More Milk Sweets and Ladoo / Laddu

  • Payatham Urundai | Moong Dal Ladoo | Pasi Paruppu Laddu
  • Andi Unda | Kerala Style Cashew Rice Ball
  • Double Ka Meetha (Eggless Indian Bread Pudding)
  • Therattipal | Palkova | Thirattipaal
Gulab Jamun Recipe - 16

Gulab Jamun Recipe | Home Made Gulaab Jamun

Ingredients

  • 1 cup Milk powder
  • 6 tablespoon Full fat Milk You might need more or less depending on the dough
  • 2 tablespoon Melted butter
  • 2 tablespoon Maida/APF
  • 1 ½ tablespoon Rava/semolina
  • ¼ teaspoon Baking powder
  • Oil To deep fry
  • 1 cup Sugar
  • 1 cup Water
  • Few Saffron Optional
  • 1 teaspoon Cardamom powder
  • a pinch Red food coloring Optional

Instructions

  • In a bowl, whisk together all the dry ingredients mentioned under the jamuns.
  • To this add the melted butter and mix well. Then add the milk slowly (1 tbsp. at a time) and knead to form smooth dough. Cover with a plastic wrap or kitchen cloth and leave it aside for about 20 mins.
  • In the mean time, add the sugar and water in a sauce pan. Bring it to a boil and then simmer for 10 mins. Then add the cardamom powder, food coloring and the saffron threads. I left the syrup simmering until I was ready to dunk the fried jamuns in it.
  • Grease your hands well and shape the dough into smooth balls.
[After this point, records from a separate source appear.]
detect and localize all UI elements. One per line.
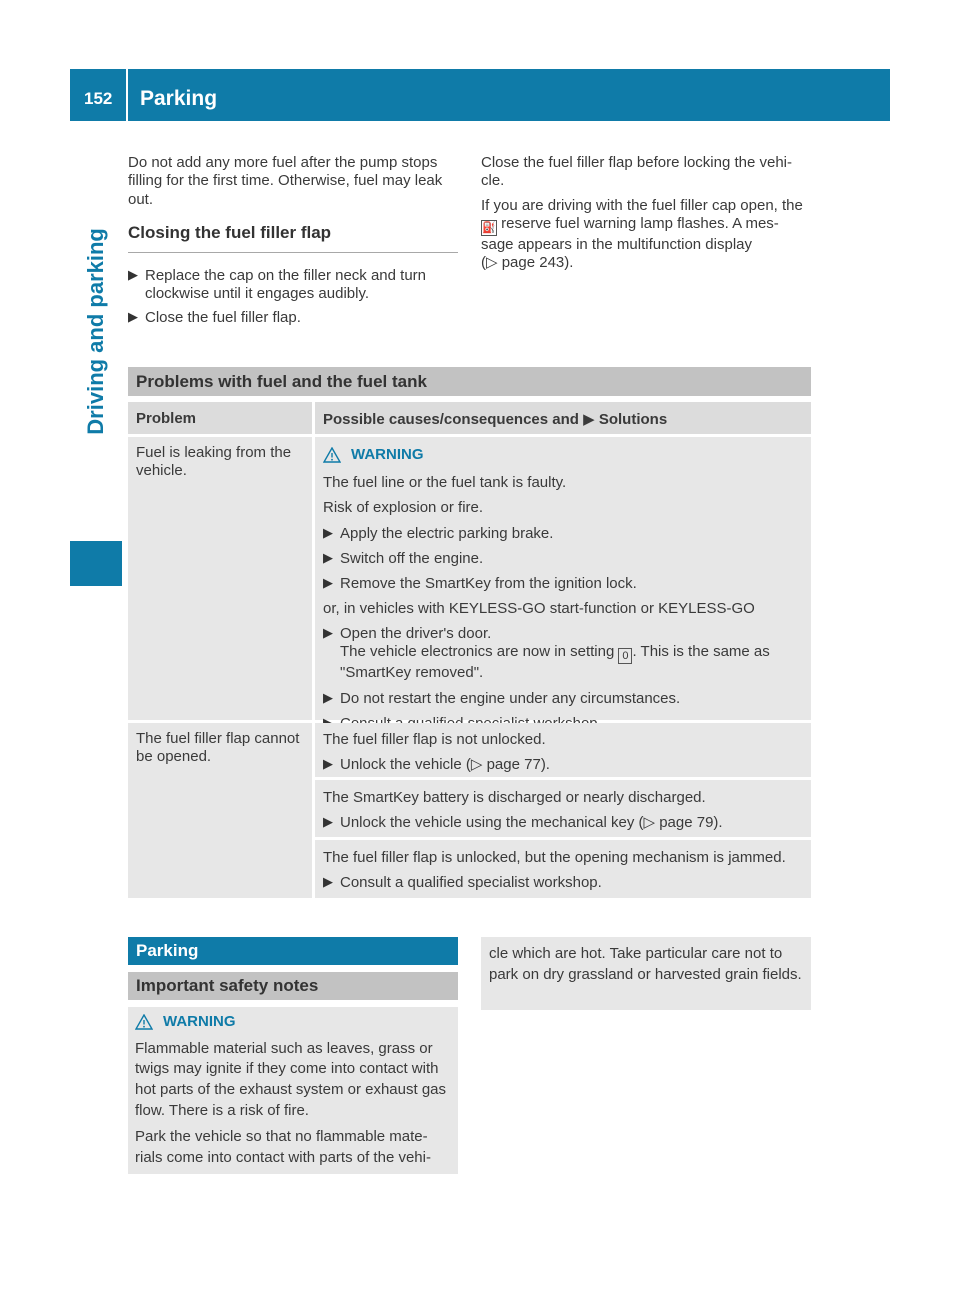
- step-item: ▶ Open the driver's door. The vehicle electronics are now in setting 0 . This is the same as "SmartKey removed".: [323, 625, 770, 682]
- table-row-solution: The fuel filler flap is unlocked, but the opening mechanism is jammed. ▶ Consult a qualified specialist workshop.: [315, 840, 811, 898]
- header-divider: [126, 69, 128, 121]
- page-number: 152: [84, 89, 113, 108]
- table-header-solutions: Possible causes/consequences and ▶ Solutions: [315, 402, 811, 434]
- step-arrow-icon: ▶: [323, 689, 333, 705]
- page-title: Parking: [140, 87, 218, 110]
- section-title-parking: Parking: [128, 937, 458, 965]
- step-item: ▶ Close the fuel filler flap.: [128, 309, 301, 327]
- warning-heading: WARNING: [323, 446, 803, 464]
- step-arrow-icon: ▶: [323, 874, 333, 890]
- step-item: ▶ Do not restart the engine under any circumstances.: [323, 689, 681, 707]
- step-arrow-icon: ▶: [323, 756, 333, 772]
- step-item: ▶ Unlock the vehicle (▷ page 77).: [323, 756, 550, 774]
- intro-paragraph: If you are driving with the fuel filler cap open, the ⛽ reserve fuel warning lamp flashes. A mes-sage appears in the multifunction display (▷ page 243).: [481, 196, 803, 272]
- step-arrow-icon: ▶: [323, 524, 333, 540]
- intro-paragraph: Do not add any more fuel after the pump stops filling for the first time. Otherwise, fuel may leak out.: [128, 154, 443, 208]
- heading-rule: [128, 252, 458, 253]
- fuel-pump-icon: ⛽: [482, 221, 496, 234]
- step-arrow-icon: ▶: [583, 411, 595, 428]
- warning-box-continued: cle which are hot. Take particular care not to park on dry grassland or harvested grain fields.: [481, 937, 811, 1010]
- side-tab: [70, 121, 122, 586]
- step-arrow-icon: ▶: [128, 266, 138, 282]
- warning-heading: WARNING: [135, 1012, 451, 1033]
- table-row-problem: Fuel is leaking from the vehicle.: [128, 437, 312, 720]
- intro-right: [481, 154, 811, 278]
- page-header: [70, 69, 890, 121]
- side-tab-label: Driving and parking: [82, 227, 108, 435]
- step-arrow-icon: ▶: [128, 309, 138, 325]
- step-item: ▶ Switch off the engine.: [323, 550, 484, 568]
- step-arrow-icon: ▶: [323, 575, 333, 591]
- step-arrow-icon: ▶: [323, 550, 333, 566]
- table-header-problem: Problem: [128, 402, 312, 434]
- side-tab-marker: [70, 541, 122, 586]
- table-row-solution: WARNING The fuel line or the fuel tank is faulty. Risk of explosion or fire. ▶ Apply the electric parking brake. ▶ Switch off the engine. ▶ Remove the SmartKey from the ignition lock. or, in vehicles with KEYLESS-GO start-function or KEYLESS-GO ▶ Open the driver's door. The vehicle electronics are now in setting 0 . This is the same as "SmartKey removed". ▶ Do not restart the engine under any circumstances.: [315, 437, 811, 720]
- intro-paragraph: Close the fuel filler flap before locking the vehi-cle.: [481, 154, 793, 190]
- table-row-solution: The fuel filler flap is not unlocked. ▶ Unlock the vehicle (▷ page 77).: [315, 723, 811, 777]
- table-title: Problems with fuel and the fuel tank: [128, 367, 811, 396]
- ignition-position-0-icon: 0: [618, 648, 632, 664]
- step-item: ▶ Apply the electric parking brake.: [323, 524, 554, 542]
- step-item: ▶ Unlock the vehicle using the mechanical key (▷ page 79).: [323, 814, 723, 832]
- step-item: ▶ Remove the SmartKey from the ignition lock.: [323, 575, 637, 593]
- warning-triangle-icon: [323, 447, 341, 463]
- section-heading: Closing the fuel filler flap: [128, 222, 332, 242]
- step-arrow-icon: ▶: [323, 625, 333, 641]
- table-row-problem: The fuel filler flap cannot be opened.: [128, 723, 312, 898]
- intro-left: [128, 154, 458, 334]
- table-row-solution: The SmartKey battery is discharged or nearly discharged. ▶ Unlock the vehicle using the mechanical key (▷ page 79).: [315, 780, 811, 837]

Make sure the balls are smooth and have no cracks in it. The secret of making a smooth ball is to apply pressure when shaping in between your palms. Keep aside covered with a cloth.
  • Heat oil in a kadai and once heated add the shaped jamuns into the hot oil. The oil should not be smoking hot; otherwise the jamuns would just cook on the outside and will remain raw inside. So make sure the oil is just the right heat and always keep the flame in low medium when frying.
  • Once the jamuns are golden brown, drain them on a paper towel and then immediately add it to the simmering sugar syrup.
  • Let it soak for at least an hour and then serve either warm or at room temperature.

Notes

  • The dough should be a very soft dough. Once when I made it the dough was too hard and crumbly that resulted in hard gulab jamuns. Make sure the dough is a little bit on the softer side because once we leave it aside, they tend to harden up.
  • Keep the sugar syrup hot when immersing the jamuns. This way the jamuns soak up the syrup well.
  • You could garnish it with chopped nuts if you prefer. I like the clean and hence avoided any sort of garnish.